Japanese ambiguous heart.

Most of us Japanese people read this novel called "Kokoro"(Kokoro means Heart.) when we are high school students in a japanese class. Our Japanese text books always include this Kokoro. So most of students read and study how our greatest writer was worried in those days. Add to it, this writer, Sohseki is one of the most greatest writer in Japan at the Meiji era. He turned from an English professor to a novelist. At the Meiji era, we japanese decided to accept European culture with changing our own unique life style. So the elite professor like Sohseki was very annoyed between European culture that suddenly come enter to our life and our traditional culture. Yes, most of Sohseki's works are "unfinished" as novel. Kokoro was't finished, either. We can call it this novel is very ambiguous, vague, obscure. Sohseki just presents us complicated, unfathomable, but delicate, deliberate, deep and serious themes in this novel. Presumably this Kokoro was unsuccessful work as novel, however, all sides of our life are not always completely "finished", are they? Sohseki's works are really our precious fortune.

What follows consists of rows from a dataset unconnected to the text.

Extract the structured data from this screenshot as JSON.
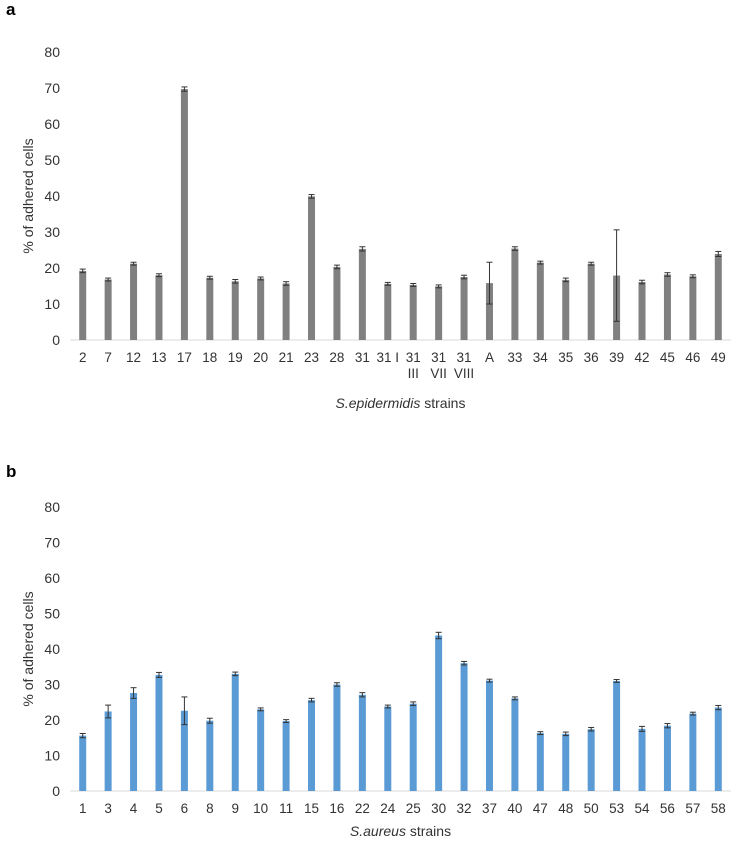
{
  "panels": {
    "a": {
      "letter": "a"
    },
    "b": {
      "letter": "b"
    }
  },
  "chart_data": [
    {
      "type": "bar",
      "title": "",
      "xlabel_italic": "S.epidermidis",
      "xlabel_suffix": " strains",
      "ylabel": "% of adhered cells",
      "ylim": [
        0,
        80
      ],
      "yticks": [
        0,
        10,
        20,
        30,
        40,
        50,
        60,
        70,
        80
      ],
      "grid": false,
      "color": "#808080",
      "categories": [
        [
          "2"
        ],
        [
          "7"
        ],
        [
          "12"
        ],
        [
          "13"
        ],
        [
          "17"
        ],
        [
          "18"
        ],
        [
          "19"
        ],
        [
          "20"
        ],
        [
          "21"
        ],
        [
          "23"
        ],
        [
          "28"
        ],
        [
          "31"
        ],
        [
          "31 I"
        ],
        [
          "31",
          "III"
        ],
        [
          "31",
          "VII"
        ],
        [
          "31",
          "VIII"
        ],
        [
          "A"
        ],
        [
          "33"
        ],
        [
          "34"
        ],
        [
          "35"
        ],
        [
          "36"
        ],
        [
          "39"
        ],
        [
          "42"
        ],
        [
          "45"
        ],
        [
          "46"
        ],
        [
          "49"
        ]
      ],
      "values": [
        19.2,
        16.8,
        21.2,
        18.0,
        69.7,
        17.3,
        16.3,
        17.1,
        15.7,
        39.9,
        20.3,
        25.3,
        15.6,
        15.3,
        14.9,
        17.5,
        15.8,
        25.4,
        21.5,
        16.7,
        21.2,
        17.9,
        16.1,
        18.2,
        17.7,
        23.9
      ],
      "errors": [
        0.5,
        0.4,
        0.4,
        0.4,
        0.6,
        0.4,
        0.5,
        0.4,
        0.5,
        0.5,
        0.5,
        0.6,
        0.4,
        0.4,
        0.4,
        0.5,
        5.8,
        0.5,
        0.4,
        0.5,
        0.4,
        12.7,
        0.5,
        0.5,
        0.4,
        0.7
      ]
    },
    {
      "type": "bar",
      "title": "",
      "xlabel_italic": "S.aureus",
      "xlabel_suffix": " strains",
      "ylabel": "% of adhered cells",
      "ylim": [
        0,
        80
      ],
      "yticks": [
        0,
        10,
        20,
        30,
        40,
        50,
        60,
        70,
        80
      ],
      "grid": false,
      "color": "#5b9bd5",
      "categories": [
        [
          "1"
        ],
        [
          "3"
        ],
        [
          "4"
        ],
        [
          "5"
        ],
        [
          "6"
        ],
        [
          "8"
        ],
        [
          "9"
        ],
        [
          "10"
        ],
        [
          "11"
        ],
        [
          "15"
        ],
        [
          "16"
        ],
        [
          "22"
        ],
        [
          "24"
        ],
        [
          "25"
        ],
        [
          "30"
        ],
        [
          "32"
        ],
        [
          "37"
        ],
        [
          "40"
        ],
        [
          "47"
        ],
        [
          "48"
        ],
        [
          "50"
        ],
        [
          "53"
        ],
        [
          "54"
        ],
        [
          "56"
        ],
        [
          "57"
        ],
        [
          "58"
        ]
      ],
      "values": [
        15.6,
        22.4,
        27.6,
        32.7,
        22.6,
        19.8,
        33.0,
        23.0,
        19.7,
        25.6,
        30.0,
        27.1,
        23.8,
        24.6,
        43.8,
        36.0,
        31.1,
        26.1,
        16.3,
        16.1,
        17.4,
        31.0,
        17.5,
        18.4,
        21.8,
        23.5
      ],
      "errors": [
        0.6,
        1.8,
        1.5,
        0.7,
        3.9,
        0.7,
        0.5,
        0.4,
        0.4,
        0.5,
        0.5,
        0.6,
        0.4,
        0.5,
        0.9,
        0.5,
        0.4,
        0.4,
        0.4,
        0.5,
        0.5,
        0.4,
        0.7,
        0.6,
        0.4,
        0.6
      ]
    }
  ]
}
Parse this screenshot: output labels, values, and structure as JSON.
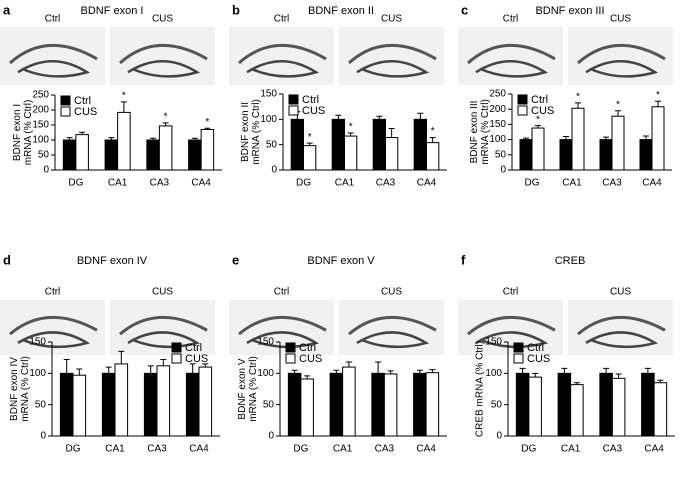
{
  "chart_data": [
    {
      "type": "bar",
      "panel": "a",
      "title": "BDNF exon I",
      "image_labels": [
        "Ctrl",
        "CUS"
      ],
      "ylabel": [
        "BDNF exon I",
        "mRNA (% Ctrl)"
      ],
      "categories": [
        "DG",
        "CA1",
        "CA3",
        "CA4"
      ],
      "ylim": [
        0,
        250
      ],
      "yticks": [
        0,
        50,
        100,
        150,
        200,
        250
      ],
      "legend": "upper left",
      "annotation": "*",
      "series": [
        {
          "name": "Ctrl",
          "color": "#000000",
          "values": [
            100,
            100,
            100,
            100
          ],
          "errors": [
            8,
            8,
            6,
            6
          ],
          "significant": [
            false,
            false,
            false,
            false
          ]
        },
        {
          "name": "CUS",
          "color": "#ffffff",
          "values": [
            118,
            192,
            147,
            135
          ],
          "errors": [
            8,
            35,
            10,
            4
          ],
          "significant": [
            false,
            true,
            true,
            true
          ]
        }
      ]
    },
    {
      "type": "bar",
      "panel": "b",
      "title": "BDNF exon II",
      "image_labels": [
        "Ctrl",
        "CUS"
      ],
      "ylabel": [
        "BDNF exon II",
        "mRNA (% Ctrl)"
      ],
      "categories": [
        "DG",
        "CA1",
        "CA3",
        "CA4"
      ],
      "ylim": [
        0,
        150
      ],
      "yticks": [
        0,
        50,
        100,
        150
      ],
      "legend": "upper left",
      "annotation": "*",
      "series": [
        {
          "name": "Ctrl",
          "color": "#000000",
          "values": [
            100,
            100,
            100,
            100
          ],
          "errors": [
            15,
            8,
            6,
            12
          ],
          "significant": [
            false,
            false,
            false,
            false
          ]
        },
        {
          "name": "CUS",
          "color": "#ffffff",
          "values": [
            48,
            67,
            64,
            54
          ],
          "errors": [
            5,
            6,
            18,
            10
          ],
          "significant": [
            true,
            true,
            false,
            true
          ]
        }
      ]
    },
    {
      "type": "bar",
      "panel": "c",
      "title": "BDNF exon III",
      "image_labels": [
        "Ctrl",
        "CUS"
      ],
      "ylabel": [
        "BDNF exon III",
        "mRNA (% Ctrl)"
      ],
      "categories": [
        "DG",
        "CA1",
        "CA3",
        "CA4"
      ],
      "ylim": [
        0,
        250
      ],
      "yticks": [
        0,
        50,
        100,
        150,
        200,
        250
      ],
      "legend": "upper left",
      "annotation": "*",
      "series": [
        {
          "name": "Ctrl",
          "color": "#000000",
          "values": [
            100,
            100,
            100,
            100
          ],
          "errors": [
            5,
            10,
            8,
            12
          ],
          "significant": [
            false,
            false,
            false,
            false
          ]
        },
        {
          "name": "CUS",
          "color": "#ffffff",
          "values": [
            138,
            203,
            177,
            208
          ],
          "errors": [
            8,
            18,
            18,
            18
          ],
          "significant": [
            true,
            true,
            true,
            true
          ]
        }
      ]
    },
    {
      "type": "bar",
      "panel": "d",
      "title": "BDNF exon IV",
      "image_labels": [
        "Ctrl",
        "CUS"
      ],
      "ylabel": [
        "BDNF exon IV",
        "mRNA (% Ctrl)"
      ],
      "categories": [
        "DG",
        "CA1",
        "CA3",
        "CA4"
      ],
      "ylim": [
        0,
        150
      ],
      "yticks": [
        0,
        50,
        100,
        150
      ],
      "legend": "upper right",
      "annotation": "*",
      "series": [
        {
          "name": "Ctrl",
          "color": "#000000",
          "values": [
            100,
            100,
            100,
            100
          ],
          "errors": [
            22,
            10,
            12,
            15
          ],
          "significant": [
            false,
            false,
            false,
            false
          ]
        },
        {
          "name": "CUS",
          "color": "#ffffff",
          "values": [
            97,
            115,
            112,
            110
          ],
          "errors": [
            10,
            20,
            10,
            5
          ],
          "significant": [
            false,
            false,
            false,
            false
          ]
        }
      ]
    },
    {
      "type": "bar",
      "panel": "e",
      "title": "BDNF exon V",
      "image_labels": [
        "Ctrl",
        "CUS"
      ],
      "ylabel": [
        "BDNF exon V",
        "mRNA (% Ctrl)"
      ],
      "categories": [
        "DG",
        "CA1",
        "CA3",
        "CA4"
      ],
      "ylim": [
        0,
        150
      ],
      "yticks": [
        0,
        50,
        100,
        150
      ],
      "legend": "upper left",
      "annotation": "*",
      "series": [
        {
          "name": "Ctrl",
          "color": "#000000",
          "values": [
            100,
            100,
            100,
            100
          ],
          "errors": [
            5,
            5,
            18,
            5
          ],
          "significant": [
            false,
            false,
            false,
            false
          ]
        },
        {
          "name": "CUS",
          "color": "#ffffff",
          "values": [
            91,
            110,
            99,
            101
          ],
          "errors": [
            5,
            8,
            5,
            5
          ],
          "significant": [
            false,
            false,
            false,
            false
          ]
        }
      ]
    },
    {
      "type": "bar",
      "panel": "f",
      "title": "CREB",
      "image_labels": [
        "Ctrl",
        "CUS"
      ],
      "ylabel": [
        "CREB mRNA (% Ctrl)"
      ],
      "categories": [
        "DG",
        "CA1",
        "CA3",
        "CA4"
      ],
      "ylim": [
        0,
        150
      ],
      "yticks": [
        0,
        50,
        100,
        150
      ],
      "legend": "upper left",
      "annotation": "*",
      "series": [
        {
          "name": "Ctrl",
          "color": "#000000",
          "values": [
            100,
            100,
            100,
            100
          ],
          "errors": [
            8,
            8,
            8,
            8
          ],
          "significant": [
            false,
            false,
            false,
            false
          ]
        },
        {
          "name": "CUS",
          "color": "#ffffff",
          "values": [
            94,
            82,
            92,
            85
          ],
          "errors": [
            6,
            3,
            7,
            4
          ],
          "significant": [
            false,
            false,
            false,
            false
          ]
        }
      ]
    }
  ]
}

An exquisite study of loneliness

The subject matter of this charming Japanese novel by one of the dozen or so greatest writers of the 20th century, is the loneliness spanning two generations of Japanese men. A story within a story, it begins with an exposition of the profound influence one man, Sensei, has on a young friend (the narrator) and in particular, the devastating consequences that Sensei's cataclysmic decision has on the narrator's life. Later in the book we hear Sensei's own story in which he describes the devastating consequences had on his own life by a cataclysmic decision made by one of the people he valued most. The book is deceptively simple but floods with lyrical beauty. It is a book that lives on in your mind for a long time, and taps into the inevitable feeling that we all have from time to time that we are alone, swallowed by the "silence of the whirlpool". Awesome. Read it and never regret it.